Unless you live in Houston, you appreciate good zoning. This area is designated for housing. This area is designated for agriculture. And so forth. Not only does this reduce the chances of a head-on with a John Deere, it keeps things nicely divided. Otherwise, you’re cramming the apples into the butter tray and the 20-pound turkey into the crisper.

I elect this division of appropriate activity be extended to work. Nay. I demand. The break room is zoned for recreation. John’s desk is zoned for the John Zone (a nonstop 24/7 affair of unadulterated vigor). The desk of the “up-and-coming” worthless new-age technoshit is zoned for eating, sleeping, stupid horned-rimmed glasses, and secretly hating his life before he crawls back to his Jetta. The restroom is zoned for business and business only.
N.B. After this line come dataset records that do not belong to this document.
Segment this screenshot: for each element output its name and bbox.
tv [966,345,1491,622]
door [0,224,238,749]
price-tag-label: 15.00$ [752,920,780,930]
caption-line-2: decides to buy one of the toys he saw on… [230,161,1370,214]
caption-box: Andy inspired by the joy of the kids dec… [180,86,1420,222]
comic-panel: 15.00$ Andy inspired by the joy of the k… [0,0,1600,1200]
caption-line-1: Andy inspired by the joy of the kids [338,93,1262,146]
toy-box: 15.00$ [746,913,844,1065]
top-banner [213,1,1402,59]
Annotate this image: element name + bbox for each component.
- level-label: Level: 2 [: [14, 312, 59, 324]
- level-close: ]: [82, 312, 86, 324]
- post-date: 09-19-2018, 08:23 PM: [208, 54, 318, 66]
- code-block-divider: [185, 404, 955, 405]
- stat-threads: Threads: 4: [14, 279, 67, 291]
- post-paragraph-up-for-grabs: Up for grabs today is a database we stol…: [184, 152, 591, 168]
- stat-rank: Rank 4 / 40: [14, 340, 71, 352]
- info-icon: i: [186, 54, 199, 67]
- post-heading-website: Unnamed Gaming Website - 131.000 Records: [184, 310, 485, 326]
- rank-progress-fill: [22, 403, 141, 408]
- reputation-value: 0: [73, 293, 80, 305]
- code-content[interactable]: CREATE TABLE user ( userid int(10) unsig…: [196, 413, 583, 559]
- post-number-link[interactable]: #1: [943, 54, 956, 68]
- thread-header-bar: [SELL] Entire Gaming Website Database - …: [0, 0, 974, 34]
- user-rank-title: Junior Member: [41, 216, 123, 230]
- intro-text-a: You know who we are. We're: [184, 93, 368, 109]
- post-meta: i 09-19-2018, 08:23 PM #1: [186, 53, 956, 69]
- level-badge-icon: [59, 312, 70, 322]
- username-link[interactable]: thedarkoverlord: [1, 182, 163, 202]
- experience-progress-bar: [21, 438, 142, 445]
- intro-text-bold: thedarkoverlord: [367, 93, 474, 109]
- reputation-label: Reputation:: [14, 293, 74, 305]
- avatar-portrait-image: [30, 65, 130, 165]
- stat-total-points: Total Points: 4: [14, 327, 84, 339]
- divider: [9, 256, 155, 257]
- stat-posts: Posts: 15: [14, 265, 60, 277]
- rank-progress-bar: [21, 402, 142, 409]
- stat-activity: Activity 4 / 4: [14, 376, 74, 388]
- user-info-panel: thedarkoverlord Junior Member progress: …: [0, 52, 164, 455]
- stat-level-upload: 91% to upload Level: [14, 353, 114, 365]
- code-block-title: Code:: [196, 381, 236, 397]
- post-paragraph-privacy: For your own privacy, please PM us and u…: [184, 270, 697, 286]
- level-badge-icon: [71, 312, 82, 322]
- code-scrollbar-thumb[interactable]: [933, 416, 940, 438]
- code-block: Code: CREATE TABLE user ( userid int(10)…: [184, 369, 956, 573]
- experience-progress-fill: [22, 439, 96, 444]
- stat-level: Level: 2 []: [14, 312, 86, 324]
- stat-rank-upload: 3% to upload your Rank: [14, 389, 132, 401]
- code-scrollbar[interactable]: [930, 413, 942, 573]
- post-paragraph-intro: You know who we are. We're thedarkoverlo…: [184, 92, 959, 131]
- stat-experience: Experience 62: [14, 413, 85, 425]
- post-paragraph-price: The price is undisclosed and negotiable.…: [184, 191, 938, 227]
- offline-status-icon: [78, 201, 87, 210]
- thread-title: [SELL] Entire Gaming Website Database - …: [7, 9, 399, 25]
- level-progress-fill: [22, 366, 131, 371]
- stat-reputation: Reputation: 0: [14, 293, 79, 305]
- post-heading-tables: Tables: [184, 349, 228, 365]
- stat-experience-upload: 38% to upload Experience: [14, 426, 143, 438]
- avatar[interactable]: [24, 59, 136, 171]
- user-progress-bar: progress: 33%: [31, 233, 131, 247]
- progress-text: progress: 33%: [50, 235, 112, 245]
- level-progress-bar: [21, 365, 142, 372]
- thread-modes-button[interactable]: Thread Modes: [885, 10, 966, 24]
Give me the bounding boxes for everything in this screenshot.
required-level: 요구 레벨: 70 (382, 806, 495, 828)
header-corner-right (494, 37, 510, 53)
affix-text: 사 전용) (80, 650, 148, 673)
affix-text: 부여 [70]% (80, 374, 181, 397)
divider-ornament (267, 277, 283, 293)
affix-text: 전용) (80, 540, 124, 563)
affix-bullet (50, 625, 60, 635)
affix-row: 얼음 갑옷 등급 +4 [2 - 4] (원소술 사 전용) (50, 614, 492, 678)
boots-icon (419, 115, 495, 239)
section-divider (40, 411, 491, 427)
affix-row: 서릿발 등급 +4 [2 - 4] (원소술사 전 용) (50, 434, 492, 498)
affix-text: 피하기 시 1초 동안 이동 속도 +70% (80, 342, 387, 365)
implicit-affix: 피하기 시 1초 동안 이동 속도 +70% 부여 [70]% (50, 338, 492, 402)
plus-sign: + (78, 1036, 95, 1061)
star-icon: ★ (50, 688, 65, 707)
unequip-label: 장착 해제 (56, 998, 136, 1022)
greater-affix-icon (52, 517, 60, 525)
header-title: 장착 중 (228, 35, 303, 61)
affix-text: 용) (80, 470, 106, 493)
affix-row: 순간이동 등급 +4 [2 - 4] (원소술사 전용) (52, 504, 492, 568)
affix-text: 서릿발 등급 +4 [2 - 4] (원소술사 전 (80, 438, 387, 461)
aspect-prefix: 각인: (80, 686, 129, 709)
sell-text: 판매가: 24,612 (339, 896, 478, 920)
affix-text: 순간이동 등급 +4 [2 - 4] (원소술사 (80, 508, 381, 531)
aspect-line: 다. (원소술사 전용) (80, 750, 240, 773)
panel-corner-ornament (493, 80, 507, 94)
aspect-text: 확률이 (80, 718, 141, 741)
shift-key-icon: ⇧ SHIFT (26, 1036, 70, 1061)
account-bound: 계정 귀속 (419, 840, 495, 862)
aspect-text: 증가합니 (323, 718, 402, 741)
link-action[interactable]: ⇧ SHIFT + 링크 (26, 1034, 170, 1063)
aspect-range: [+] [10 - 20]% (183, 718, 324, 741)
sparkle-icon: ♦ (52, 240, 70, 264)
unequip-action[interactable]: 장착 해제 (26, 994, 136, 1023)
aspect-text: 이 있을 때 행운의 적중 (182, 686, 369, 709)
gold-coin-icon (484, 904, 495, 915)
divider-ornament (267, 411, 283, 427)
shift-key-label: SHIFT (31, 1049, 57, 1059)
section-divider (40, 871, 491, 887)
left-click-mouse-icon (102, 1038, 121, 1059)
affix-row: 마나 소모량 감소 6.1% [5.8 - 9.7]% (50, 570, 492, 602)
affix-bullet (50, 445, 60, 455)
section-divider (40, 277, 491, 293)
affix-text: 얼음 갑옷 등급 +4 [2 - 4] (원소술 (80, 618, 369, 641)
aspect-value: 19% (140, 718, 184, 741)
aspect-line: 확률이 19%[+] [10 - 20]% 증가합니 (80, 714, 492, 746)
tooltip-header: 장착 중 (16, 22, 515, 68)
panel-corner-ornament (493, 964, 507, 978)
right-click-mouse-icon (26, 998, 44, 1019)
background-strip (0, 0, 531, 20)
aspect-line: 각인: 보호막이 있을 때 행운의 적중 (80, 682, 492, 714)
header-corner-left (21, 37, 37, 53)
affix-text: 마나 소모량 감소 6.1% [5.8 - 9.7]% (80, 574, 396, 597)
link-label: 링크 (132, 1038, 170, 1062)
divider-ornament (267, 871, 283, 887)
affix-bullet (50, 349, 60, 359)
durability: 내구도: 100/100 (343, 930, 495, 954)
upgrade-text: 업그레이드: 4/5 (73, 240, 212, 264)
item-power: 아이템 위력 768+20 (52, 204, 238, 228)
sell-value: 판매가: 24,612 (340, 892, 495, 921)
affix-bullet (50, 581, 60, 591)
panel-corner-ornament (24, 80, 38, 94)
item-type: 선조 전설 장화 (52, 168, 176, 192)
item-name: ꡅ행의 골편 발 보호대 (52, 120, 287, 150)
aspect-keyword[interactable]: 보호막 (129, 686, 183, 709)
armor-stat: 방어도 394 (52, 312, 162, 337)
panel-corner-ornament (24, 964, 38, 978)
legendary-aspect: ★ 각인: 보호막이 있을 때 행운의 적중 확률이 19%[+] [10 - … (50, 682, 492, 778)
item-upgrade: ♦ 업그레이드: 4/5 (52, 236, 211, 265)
Yes, when I’m returning God’s call, I simply don’t want to speak to you. You may get a nod or a “hey,” but the niceties end there. If you hear a grunt, it’s not for you; it’s simply a matter of circumstance.

I don’t want to know how things are going as we stand three across at the urinals. This isn’t a bar. No one is serving me a brewskie. In fact, I’m vacating the remnants. Don’t tell me a joke. Don’t discuss politics, the weather, or your recent mole removal. Shut up and piss.

I rue the day I am once again subjected to a higher-up, hands-free at the urinal turning slightly to give me a “Hey, how’s it goin’?!” Better before I walked in. This is a business zone and it requires a concentrated hands-on approach lest anything spill over into leisure.

If you live in Houston, your neighborhood is likely zoned for cousins and nothing else.